Vaniver comments on The Web Browser is Not Your Client (But You Don't Need To Know That) - Less Wrong

22 Post author: Error 22 April 2016 12:12AM

You are viewing a comment permalink. View the original post to see all comments and the full post content.

Comments (47)

You are viewing a single comment's thread. Show more comments above.

Comment author: Brotherzed 25 April 2016 10:50:29PM *  1 point [-]

But consider the following problem: Find and display all comments by me that are children of this post, and only those comments, using only browser UI elements, i.e. not the LW-specific page widgets. You cannot -- and I'd be pretty surprised if you could make a browser extension that could do it without resorting to the API, skipping the previous elements in the chain above. For that matter, if you can do it with the existing page widgets, I'd love to know how.

If you mean parse the document object model for your comments without using an external API, it would probably take me about a day, because I'm rusty with WatiN (the tool I used to used for web scraping when that was my job a couple years ago). About four hours of that would be setting up an environment. If I was up to speed, maybe a couple hours to work out the script. Not even close to hard compared to the crap I used to have to scrape. And I'm definitely not the best web scraper; I'm a non-amateur novice, basically. The basic process is this: anchor to a certain node type that is the child of another node with certain attributes and properties, and then search all the matching nodes for your user name, then extract the content of some child nodes of all the matched nodes that contain your post.

WatiN:: http://watin.org/

Selenium: http://www.seleniumhq.org/

These are the most popular tools in the Microsoft ecosystem.

As someone who has the ability to control how content is displayed to me (tip - hit f12 in google chrome), I disagree with the statement that a web browser is not a client. It is absolutely a client and if I were sufficiently motivated I could view this page in any number of ways. So can you. Easy examples you can do with no knowledge are to disable the CSS, disable JS, etc.

Comment author: Vaniver 28 April 2016 05:36:26PM 0 points [-]

Sure, and if I want a karma histogram of all of my posts I can scrape my user page and get them. But that requires moving a huge amount of data from the server to me to answer a fairly simple question, which we could have computed on the server and then moved to me more cheaply.

Comment author: Brotherzed 10 May 2016 08:49:15PM *  0 points [-]

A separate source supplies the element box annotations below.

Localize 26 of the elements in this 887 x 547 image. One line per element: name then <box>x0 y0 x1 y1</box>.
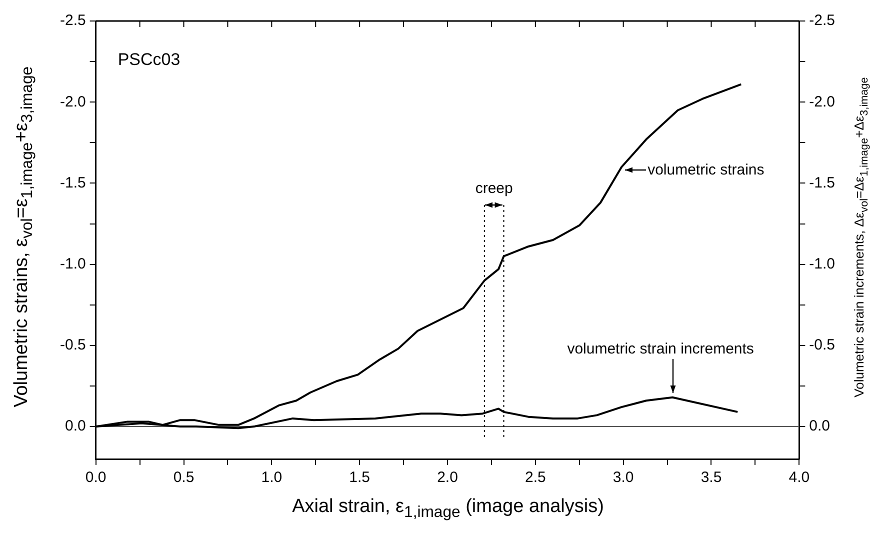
y-tick-label: -2.5 <box>60 12 86 30</box>
y2-tick-label: 0.0 <box>809 418 830 435</box>
x-tick-label: 3.5 <box>700 469 722 486</box>
x-tick-label: 0.5 <box>173 469 194 486</box>
y2-tick-label: -0.5 <box>809 336 836 354</box>
x-tick-label: 0.0 <box>85 469 106 486</box>
y2-tick-label: -1.0 <box>809 255 836 272</box>
y-tick-label: 0.0 <box>64 418 86 435</box>
y2-tick-label: -2.0 <box>809 93 836 110</box>
annotation: volumetric strain increments <box>567 340 754 358</box>
y-tick-label: -2.0 <box>60 93 86 110</box>
y-tick-label: -1.0 <box>60 255 86 272</box>
x-tick-label: 4.0 <box>788 469 810 486</box>
y2-tick-label: -2.5 <box>809 12 836 30</box>
x-axis-title: Axial strain, ε$_{1,image}$ (image analysis) <box>291 496 605 522</box>
x-tick-label: 1.5 <box>349 469 370 486</box>
x-tick-label: 2.0 <box>437 469 458 486</box>
x-tick-label: 2.5 <box>524 469 546 486</box>
y-tick-label: -0.5 <box>60 336 86 354</box>
y-tick-label: -1.5 <box>60 174 86 192</box>
x-tick-label: 1.0 <box>261 469 282 486</box>
annotation: creep <box>475 180 513 197</box>
annotation: volumetric strains <box>648 161 764 178</box>
x-tick-label: 3.0 <box>612 469 634 486</box>
y2-tick-label: -1.5 <box>809 174 836 192</box>
annotation: PSCc03 <box>118 50 180 69</box>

There's no extra load on the server; you're just parsing what the page already had to send you. If your goal is just to see the web page and not data collection, it's a different solution but also feasible.

What you can do is create a simple browser plugin that injects jQuery into the page to get all the comments by a name. I'll go into technical details a bit - Inject an extra version of jQuery into the page (that you know always uses the same code, in case lesswrong changes their version of jQuery). Then use JQuery selectors to anchor to all your posts using a technique similar to the one I described for the scraper. Then transform the page to consist of nothing but the anchored comments you acquired via Jquery.

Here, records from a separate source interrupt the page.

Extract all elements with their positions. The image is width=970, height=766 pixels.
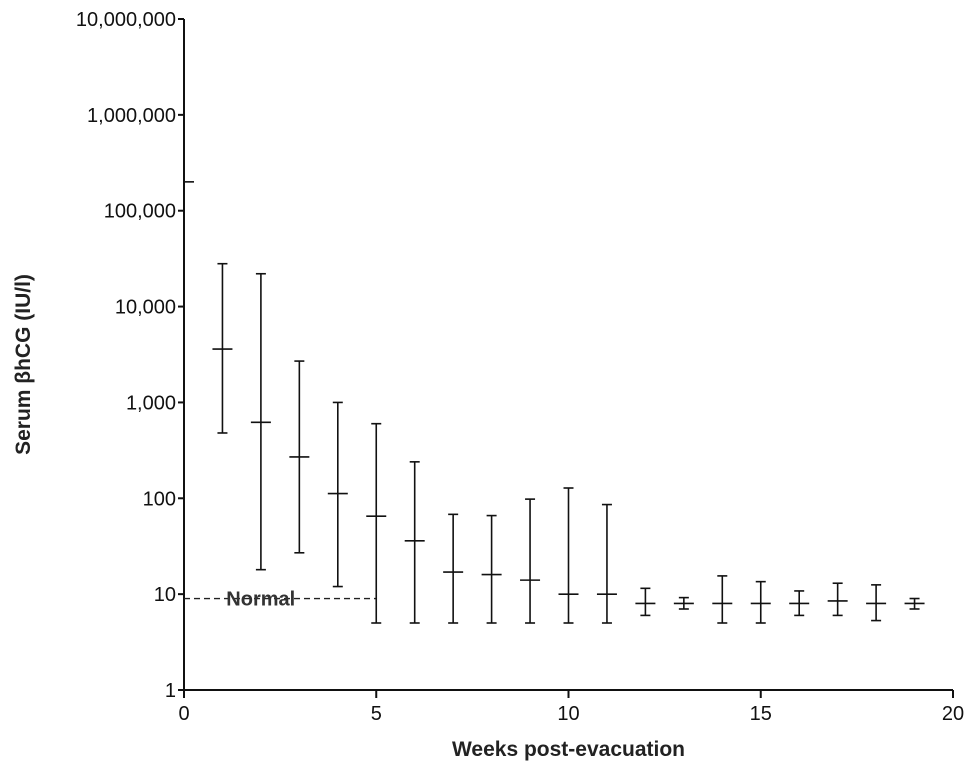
data-point bbox=[750, 580, 771, 624]
normal-reference: Normal bbox=[184, 589, 377, 611]
x-tick-label: 20 bbox=[942, 703, 964, 725]
data-point bbox=[635, 587, 656, 617]
data-point bbox=[673, 596, 694, 610]
data-point bbox=[481, 514, 502, 624]
data-point bbox=[827, 582, 848, 617]
x-tick-label: 10 bbox=[557, 703, 579, 725]
normal-reference-label: Normal bbox=[226, 589, 295, 611]
x-tick-label: 5 bbox=[371, 703, 382, 725]
data-point bbox=[212, 262, 233, 434]
x-tick-label: 15 bbox=[750, 703, 772, 725]
data-point bbox=[712, 575, 733, 624]
y-axis-title: Serum βhCG (IU/l) bbox=[12, 274, 35, 455]
data-point bbox=[866, 584, 887, 622]
data-point bbox=[520, 498, 541, 624]
x-tick-label: 0 bbox=[178, 703, 189, 725]
y-tick-label: 1 bbox=[165, 680, 176, 702]
y-tick-label: 10,000,000 bbox=[76, 9, 176, 31]
median-range-series bbox=[184, 181, 925, 624]
data-point bbox=[289, 360, 310, 554]
y-tick-label: 1,000,000 bbox=[87, 105, 176, 127]
x-ticks: 0 5 10 15 20 bbox=[178, 690, 964, 725]
x-axis-title: Weeks post-evacuation bbox=[452, 738, 685, 761]
y-ticks: 1 10 100 1,000 10,000 100,000 1,000,000 10,000,… bbox=[76, 9, 184, 702]
data-point bbox=[904, 597, 925, 610]
data-point bbox=[443, 513, 464, 624]
y-tick-label: 10,000 bbox=[115, 297, 176, 319]
data-point bbox=[558, 487, 579, 624]
y-tick-label: 1,000 bbox=[126, 392, 176, 414]
y-tick-label: 100,000 bbox=[104, 201, 176, 223]
data-point bbox=[250, 272, 271, 571]
y-tick-label: 10 bbox=[154, 584, 176, 606]
data-point bbox=[789, 590, 810, 617]
data-point bbox=[366, 422, 387, 624]
y-tick-label: 100 bbox=[143, 488, 176, 510]
data-point bbox=[327, 401, 348, 588]
data-point bbox=[404, 461, 425, 624]
data-point bbox=[596, 503, 617, 624]
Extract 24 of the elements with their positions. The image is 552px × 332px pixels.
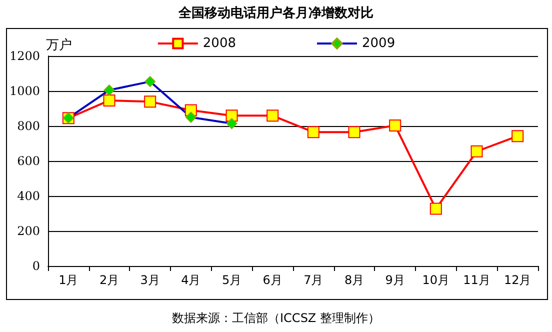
legend-label: 2008 [202,36,236,51]
x-tick-label: 8月 [344,273,364,287]
x-tick-label: 4月 [181,273,201,287]
y-tick-label: 0 [32,259,40,273]
source-note: 数据来源：工信部（ICCSZ 整理制作） [171,310,381,327]
x-tick-label: 3月 [140,273,160,287]
y-tick-label: 1200 [9,49,40,63]
x-tick-label: 10月 [422,273,450,287]
y-tick-label: 600 [17,154,40,168]
legend-label: 2009 [362,36,396,51]
y-tick-label: 400 [17,189,40,203]
y-axis-title: 万户 [46,38,72,53]
chart-title: 全国移动电话用户各月净增数对比 [178,4,374,22]
x-tick-label: 1月 [58,273,78,287]
y-tick-label: 1000 [9,84,40,98]
y-tick-label: 800 [17,119,40,133]
x-tick-label: 12月 [504,273,532,287]
x-tick-label: 9月 [385,273,405,287]
y-tick-label: 200 [17,224,40,238]
x-tick-label: 11月 [463,273,490,287]
x-tick-label: 2月 [99,273,120,287]
x-tick-label: 7月 [304,273,324,287]
x-tick-label: 6月 [262,273,282,287]
x-tick-label: 5月 [222,273,242,287]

You could make this a real addon where you push a button in the top right of your chrome browser, type a username, and then you see nothing but all the posts by that user on a given page.

Same principle as Adblock plus or other browser addons.

Comment author: Vaniver 11 May 2016 12:38:31PM 0 points [-]

There's no extra load on the server; you're just parsing what the page already had to send you.

If I look at 200 comments pages, doesn't that require the server processing my request and sending me the comments page 200 times? Especially if telling it something like "give me 10 comments by user X after comment abc" means that it's running a SQL query that compares the comment id to abc.

I do agree that there are cool things you can do to manipulate comments on a page.

Comment author: Brotherzed 23 May 2016 04:30:01PM *  0 points [-]

If I look at 200 comments pages, doesn't that require the server processing my request and sending me the comments page 200 times?

As for finding your comments regardless of the thread they are on, that is already a feature of Reddit's platform - click on your username, then click "comments" to get to the LW implementation of that feature.

Regardless, that isn't what you were describing earlier. It would not put extra load on the server to have jQuery transform this thread, which has all the comments, to show only your comments on the thread. It's a client-side task. That's what you originally said was not feasible.

All this talk has actually made me consider writing an addon that makes slashdot look clean and in-line like LW, Reddit, Ycombinator, etc.

Comment author: Vaniver 23 May 2016 11:57:16PM 0 points [-]

That's what you originally said was not feasible.

Are you confusing me with Error? What I said was inefficient was writing a scraper to get my karma histogram, on every comment (well, I wrote post) that I've ever written.

All this talk has actually made me consider writing an addon that makes slashdot look clean and in-line like LW, Reddit, Ycombinator, etc.

I do think that'd be a cool tool to have (though I don't use Slashdot).